A merger is also not only for smaller, struggling congregations. First off, small isn’t bad. Frankly, the Episcopal Church is a denomination of small churches: TEC’s median Average Sunday Attendance in 2019 was 51 people; and there are vastly more congregations with fewer than 10 people on a Sunday (413 in ’19) than those with 300 or more (only 255)! Second, show me any large, resource-sized Episcopal congregation today and, more often than not, I could drive not too far and find a smaller, struggling one. Are we happy with trendlines that’ll hollow out a local congregation and move resources to a few? Are we happy with corollary trends of lateral growth among Episcopal churches – where individual members simply flee smaller, struggling congregations, transferring their membership to a few larger ones (and, all the while, we ignore the simple baseline fact that we’re not really making that many more Christians; just moving around Episcopalians)? A merger, therefore, can also benefit larger, more resourced congregations, ensuring that they don’t enjoy the short-term gain of membership increases while ignoring neighborhoods and communities nearby that are blighted, underserved, and likely neglected by public policy planners. Do we want to replicate that model of benign neglect, carried out all the time by city planners who conveniently look the other way, as “the Episcopal branch of the Jesus movement”?! I think not. We’re called to a higher standard, much higher than Darwinian market economics. Granted, if there would be some discernment between larger congregations and smaller ones, someone would need to balance the scales early on in order to ensure an equitable process of discernment, lest it appear to be the Big Church taking over the Small.

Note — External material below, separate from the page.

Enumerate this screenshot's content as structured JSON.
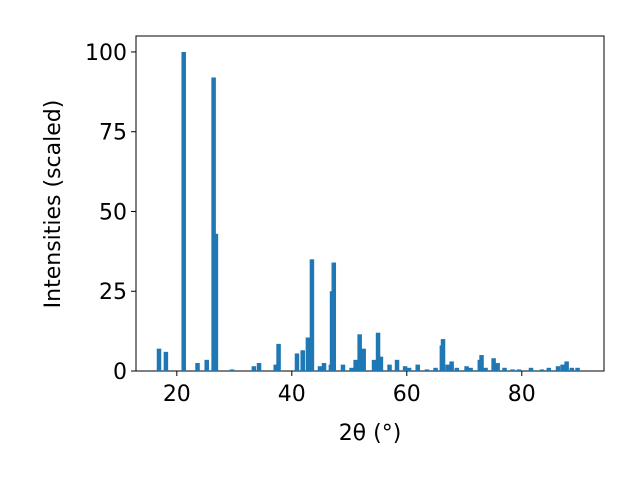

Merging parishes or, at least, initiating a conversation with local clergy and lay leaders that might lead to a merger – or not – is a good thing for The Episcopal Church. I can imagine congregations (and parishes) that aren’t even geographically contiguous partnering together in some coordinated fashion, pooling their resources, sharing back office costs, creating lay and clergy ministry teams. It doesn’t have to become a merger; in fact, the very word will invariably come across as highly threatening if it’s used to early (which is why I titled this blog post in that way … so it’ll grab your attention!). How can we create a more sustainable business model that helps drive the mission and ministry of The Episcopal Church in our communities, cities and towns? But, also, how can we create a more collaborative framework in which we work together with neighbors and partners, ensuring that more resources go out to bless and serve? At the end of the day, this is not a business strategy; it’s a mission.